Margarida Santos, uma das fundadoras da iniciativa Mais Participação Melhor Saúde em 2015, reconhece que, até há uns anos, “as associações de doentes efetivamente não eram encaradas como atores e parceiros na política de saúde”, mas nota que “o Ministério da Saúde foi ficando cada vez mais sensível” ao seu contributo.
“Não subscrevemos a forma como tudo tem sido feito, mas há uma mudança, uma preocupação muito maior nos últimos anos em garantir que as associações são trazidas ao debate político”, assinala, concordando que a “proliferação” de organizações e a ausência de uma federação dificultam a visibilidade pública e mediática.
Ainda assim, e recordando que a Mais Participação Melhor Saúde foi criada para aproximar os doentes das entidades que tomam decisões, Margarida Santos fala num “movimento imparável” das associações de doentes como “parceiros absolutamente determinantes”.
O ponto alto da iniciativa é a Carta para a Participação Pública em Saúde, subscrita por uma centena de organizações e que foi adotada pelo parlamento em setembro de 2019, estando, no entanto, por regulamentar pelo Governo.
“A aprovação da carta, como lei, foi uma pedrada no charco. Foi um trabalho de anos”, que começou em 2016 e “demorou muito tempo, até reunir quatro mil assinaturas”, lembra a coordenadora da iniciativa.
Rosário Zincke, presidente da Plataforma Saúde em Diálogo, que existe há duas décadas e junta atualmente 57 associações de doentes, de promotores, de profissionais e consumidores da saúde, concorda que a Carta é “um marco muito importante”, porque nasceu do movimento associativo e passou a diploma legal.
Importa agora regulamentá-la, corrobora, notando que as associações fazem “um trabalho discreto e de bastidores”, que ao longo dos anos foi “conseguindo algumas coisas”.

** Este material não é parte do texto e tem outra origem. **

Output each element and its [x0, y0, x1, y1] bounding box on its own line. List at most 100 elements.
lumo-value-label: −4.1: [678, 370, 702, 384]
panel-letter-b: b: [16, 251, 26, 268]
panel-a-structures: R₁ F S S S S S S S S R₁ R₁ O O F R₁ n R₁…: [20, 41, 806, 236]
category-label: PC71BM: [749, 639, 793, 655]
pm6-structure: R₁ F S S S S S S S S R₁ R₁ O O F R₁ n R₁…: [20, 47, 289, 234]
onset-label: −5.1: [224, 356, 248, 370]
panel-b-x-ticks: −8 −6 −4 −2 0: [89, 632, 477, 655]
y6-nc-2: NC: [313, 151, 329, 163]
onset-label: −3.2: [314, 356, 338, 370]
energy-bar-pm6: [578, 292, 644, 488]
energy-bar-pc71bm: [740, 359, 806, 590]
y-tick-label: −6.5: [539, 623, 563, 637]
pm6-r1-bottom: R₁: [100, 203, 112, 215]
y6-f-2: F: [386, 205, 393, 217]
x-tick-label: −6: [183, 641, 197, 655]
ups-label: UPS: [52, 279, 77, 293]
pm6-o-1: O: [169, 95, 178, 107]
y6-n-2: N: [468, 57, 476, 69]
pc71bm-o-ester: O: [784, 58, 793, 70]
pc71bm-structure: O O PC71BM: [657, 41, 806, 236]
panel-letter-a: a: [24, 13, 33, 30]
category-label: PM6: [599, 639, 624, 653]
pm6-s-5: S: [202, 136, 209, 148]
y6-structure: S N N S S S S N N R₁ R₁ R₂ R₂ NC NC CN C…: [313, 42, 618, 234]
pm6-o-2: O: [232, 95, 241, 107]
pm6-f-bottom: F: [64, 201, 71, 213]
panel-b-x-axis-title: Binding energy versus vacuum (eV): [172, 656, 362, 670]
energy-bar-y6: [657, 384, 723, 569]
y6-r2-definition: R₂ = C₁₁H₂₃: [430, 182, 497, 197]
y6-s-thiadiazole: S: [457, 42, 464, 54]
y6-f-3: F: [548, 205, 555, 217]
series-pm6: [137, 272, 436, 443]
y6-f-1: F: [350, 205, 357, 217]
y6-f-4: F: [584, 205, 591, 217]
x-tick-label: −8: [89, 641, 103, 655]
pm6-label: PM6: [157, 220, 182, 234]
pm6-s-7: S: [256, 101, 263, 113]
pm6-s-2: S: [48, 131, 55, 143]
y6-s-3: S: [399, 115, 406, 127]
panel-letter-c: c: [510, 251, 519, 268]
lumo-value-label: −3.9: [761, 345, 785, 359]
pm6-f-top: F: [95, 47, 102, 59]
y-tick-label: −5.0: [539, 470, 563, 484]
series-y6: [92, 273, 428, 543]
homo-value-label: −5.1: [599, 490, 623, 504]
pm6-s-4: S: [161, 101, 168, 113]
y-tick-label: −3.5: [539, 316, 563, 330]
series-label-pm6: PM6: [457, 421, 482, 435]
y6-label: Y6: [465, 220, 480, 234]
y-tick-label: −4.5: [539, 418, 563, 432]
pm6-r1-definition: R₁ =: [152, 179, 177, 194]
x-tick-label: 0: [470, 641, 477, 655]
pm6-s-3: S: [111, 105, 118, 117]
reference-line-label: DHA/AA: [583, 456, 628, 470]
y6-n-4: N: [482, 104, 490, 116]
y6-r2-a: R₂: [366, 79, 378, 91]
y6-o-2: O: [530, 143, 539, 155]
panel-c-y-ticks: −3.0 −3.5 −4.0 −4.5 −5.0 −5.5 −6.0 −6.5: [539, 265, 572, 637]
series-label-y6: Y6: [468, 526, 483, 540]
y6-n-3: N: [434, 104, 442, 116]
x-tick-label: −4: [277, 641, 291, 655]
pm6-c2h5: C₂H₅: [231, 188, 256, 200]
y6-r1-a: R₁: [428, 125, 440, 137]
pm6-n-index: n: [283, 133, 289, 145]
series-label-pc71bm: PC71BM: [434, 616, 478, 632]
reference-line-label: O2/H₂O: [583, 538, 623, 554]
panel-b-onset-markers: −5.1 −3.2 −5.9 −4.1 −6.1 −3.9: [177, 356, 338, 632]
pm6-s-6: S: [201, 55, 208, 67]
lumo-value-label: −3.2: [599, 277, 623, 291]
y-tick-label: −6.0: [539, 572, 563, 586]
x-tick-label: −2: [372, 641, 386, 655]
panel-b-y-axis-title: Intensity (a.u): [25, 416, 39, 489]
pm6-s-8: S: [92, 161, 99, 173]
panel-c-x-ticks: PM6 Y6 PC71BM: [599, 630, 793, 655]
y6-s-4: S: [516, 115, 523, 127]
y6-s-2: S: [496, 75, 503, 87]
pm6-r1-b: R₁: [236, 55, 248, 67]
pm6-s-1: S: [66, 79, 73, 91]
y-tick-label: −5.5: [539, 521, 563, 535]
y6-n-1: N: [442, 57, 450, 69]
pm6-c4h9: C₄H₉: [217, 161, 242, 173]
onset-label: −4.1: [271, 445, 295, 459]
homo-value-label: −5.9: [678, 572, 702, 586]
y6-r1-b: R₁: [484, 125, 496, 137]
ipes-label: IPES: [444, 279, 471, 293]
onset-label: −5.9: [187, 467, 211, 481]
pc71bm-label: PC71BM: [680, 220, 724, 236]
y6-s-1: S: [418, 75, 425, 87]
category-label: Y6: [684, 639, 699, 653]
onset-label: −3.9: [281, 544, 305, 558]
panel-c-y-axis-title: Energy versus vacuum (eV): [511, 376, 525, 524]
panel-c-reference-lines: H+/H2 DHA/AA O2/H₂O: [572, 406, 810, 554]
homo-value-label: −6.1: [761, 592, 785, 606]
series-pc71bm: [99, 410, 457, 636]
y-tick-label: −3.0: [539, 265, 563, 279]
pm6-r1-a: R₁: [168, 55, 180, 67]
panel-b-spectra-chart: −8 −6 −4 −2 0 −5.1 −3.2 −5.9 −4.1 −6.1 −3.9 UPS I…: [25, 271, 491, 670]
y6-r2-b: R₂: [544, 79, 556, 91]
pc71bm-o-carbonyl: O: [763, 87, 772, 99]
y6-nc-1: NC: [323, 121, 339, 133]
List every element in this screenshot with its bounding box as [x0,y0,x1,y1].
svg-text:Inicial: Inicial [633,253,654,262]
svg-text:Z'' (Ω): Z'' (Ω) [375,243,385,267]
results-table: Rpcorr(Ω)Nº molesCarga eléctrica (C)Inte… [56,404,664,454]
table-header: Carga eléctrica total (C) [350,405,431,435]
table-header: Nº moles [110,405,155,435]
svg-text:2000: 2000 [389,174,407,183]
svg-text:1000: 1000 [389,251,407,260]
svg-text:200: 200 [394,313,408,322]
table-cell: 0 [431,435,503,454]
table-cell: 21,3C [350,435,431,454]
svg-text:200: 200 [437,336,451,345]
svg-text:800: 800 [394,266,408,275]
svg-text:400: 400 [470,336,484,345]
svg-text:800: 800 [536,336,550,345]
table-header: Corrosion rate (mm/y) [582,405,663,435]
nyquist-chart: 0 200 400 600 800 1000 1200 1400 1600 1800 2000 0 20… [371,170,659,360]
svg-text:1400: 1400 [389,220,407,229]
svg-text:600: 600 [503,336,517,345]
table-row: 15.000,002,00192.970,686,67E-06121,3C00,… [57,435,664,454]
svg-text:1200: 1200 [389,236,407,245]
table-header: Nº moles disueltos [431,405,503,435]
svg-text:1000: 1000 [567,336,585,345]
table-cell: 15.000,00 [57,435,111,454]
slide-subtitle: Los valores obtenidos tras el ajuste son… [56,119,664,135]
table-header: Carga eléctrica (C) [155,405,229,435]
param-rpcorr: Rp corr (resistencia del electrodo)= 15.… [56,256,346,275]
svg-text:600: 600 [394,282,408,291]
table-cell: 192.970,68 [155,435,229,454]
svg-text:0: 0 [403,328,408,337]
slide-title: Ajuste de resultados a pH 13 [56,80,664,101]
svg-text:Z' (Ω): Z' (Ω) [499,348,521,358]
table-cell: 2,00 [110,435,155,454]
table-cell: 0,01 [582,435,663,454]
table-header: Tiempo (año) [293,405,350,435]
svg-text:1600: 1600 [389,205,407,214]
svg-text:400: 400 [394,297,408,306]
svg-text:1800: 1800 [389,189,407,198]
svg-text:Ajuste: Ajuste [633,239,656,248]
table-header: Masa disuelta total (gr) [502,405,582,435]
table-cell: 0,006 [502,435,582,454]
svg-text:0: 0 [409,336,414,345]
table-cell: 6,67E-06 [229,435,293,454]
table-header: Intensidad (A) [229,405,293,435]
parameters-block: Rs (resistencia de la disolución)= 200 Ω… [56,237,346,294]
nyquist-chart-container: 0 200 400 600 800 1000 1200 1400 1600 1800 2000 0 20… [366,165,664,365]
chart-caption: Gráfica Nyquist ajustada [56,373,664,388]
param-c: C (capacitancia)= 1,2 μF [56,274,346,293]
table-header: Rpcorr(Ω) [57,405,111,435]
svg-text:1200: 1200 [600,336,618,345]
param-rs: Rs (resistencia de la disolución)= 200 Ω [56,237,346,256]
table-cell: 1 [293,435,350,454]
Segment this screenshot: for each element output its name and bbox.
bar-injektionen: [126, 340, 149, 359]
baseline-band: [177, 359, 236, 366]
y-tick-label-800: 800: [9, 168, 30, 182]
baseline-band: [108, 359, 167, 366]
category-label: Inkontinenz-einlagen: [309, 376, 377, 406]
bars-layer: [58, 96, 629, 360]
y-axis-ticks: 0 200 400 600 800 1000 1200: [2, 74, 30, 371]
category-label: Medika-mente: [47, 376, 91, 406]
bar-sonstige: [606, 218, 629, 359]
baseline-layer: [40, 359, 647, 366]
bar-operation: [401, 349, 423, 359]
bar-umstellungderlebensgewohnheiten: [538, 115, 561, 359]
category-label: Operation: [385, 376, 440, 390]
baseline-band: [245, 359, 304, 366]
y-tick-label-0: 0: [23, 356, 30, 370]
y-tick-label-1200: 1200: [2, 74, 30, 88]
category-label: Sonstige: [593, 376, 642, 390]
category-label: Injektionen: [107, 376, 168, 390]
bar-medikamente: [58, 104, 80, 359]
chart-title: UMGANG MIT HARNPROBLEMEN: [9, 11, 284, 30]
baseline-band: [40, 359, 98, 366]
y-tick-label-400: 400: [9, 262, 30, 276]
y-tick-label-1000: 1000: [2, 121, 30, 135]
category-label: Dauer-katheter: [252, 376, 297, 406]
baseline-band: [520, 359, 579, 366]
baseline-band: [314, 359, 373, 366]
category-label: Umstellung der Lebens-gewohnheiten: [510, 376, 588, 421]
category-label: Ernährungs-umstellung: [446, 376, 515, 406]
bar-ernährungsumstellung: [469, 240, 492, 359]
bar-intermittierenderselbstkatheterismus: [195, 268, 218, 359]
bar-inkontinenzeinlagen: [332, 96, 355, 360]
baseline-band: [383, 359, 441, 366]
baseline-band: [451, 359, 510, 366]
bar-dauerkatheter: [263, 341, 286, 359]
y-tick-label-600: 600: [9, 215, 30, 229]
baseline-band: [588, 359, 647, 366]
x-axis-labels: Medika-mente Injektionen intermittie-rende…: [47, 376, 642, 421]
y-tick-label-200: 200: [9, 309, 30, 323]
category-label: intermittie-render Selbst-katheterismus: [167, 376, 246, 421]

Para a responsável, é preciso “olhar para o puzzle um bocadinho disperso” da legislação sobre os direitos e deveres dos doentes e “tentar consolidar aquilo que já existe”.
Não vendo inconveniente na proliferação de associações, que considera “inevitável”, pois “é natural que as pessoas com interesses comuns muito específicos se organizem”, Rosário Zincke considera que as associações de doentes em Portugal “atingiram uma maturidade razoável” e “já perceberam que às vezes é necessário eleger um interlocutor e “encontrar pontos comuns, assuntos que sejam transversais”.
Isso “tem estado a acontecer cada vez mais”, assinala, sublinhando que um interlocutor comum não é, nem poderia ser, um interlocutor único.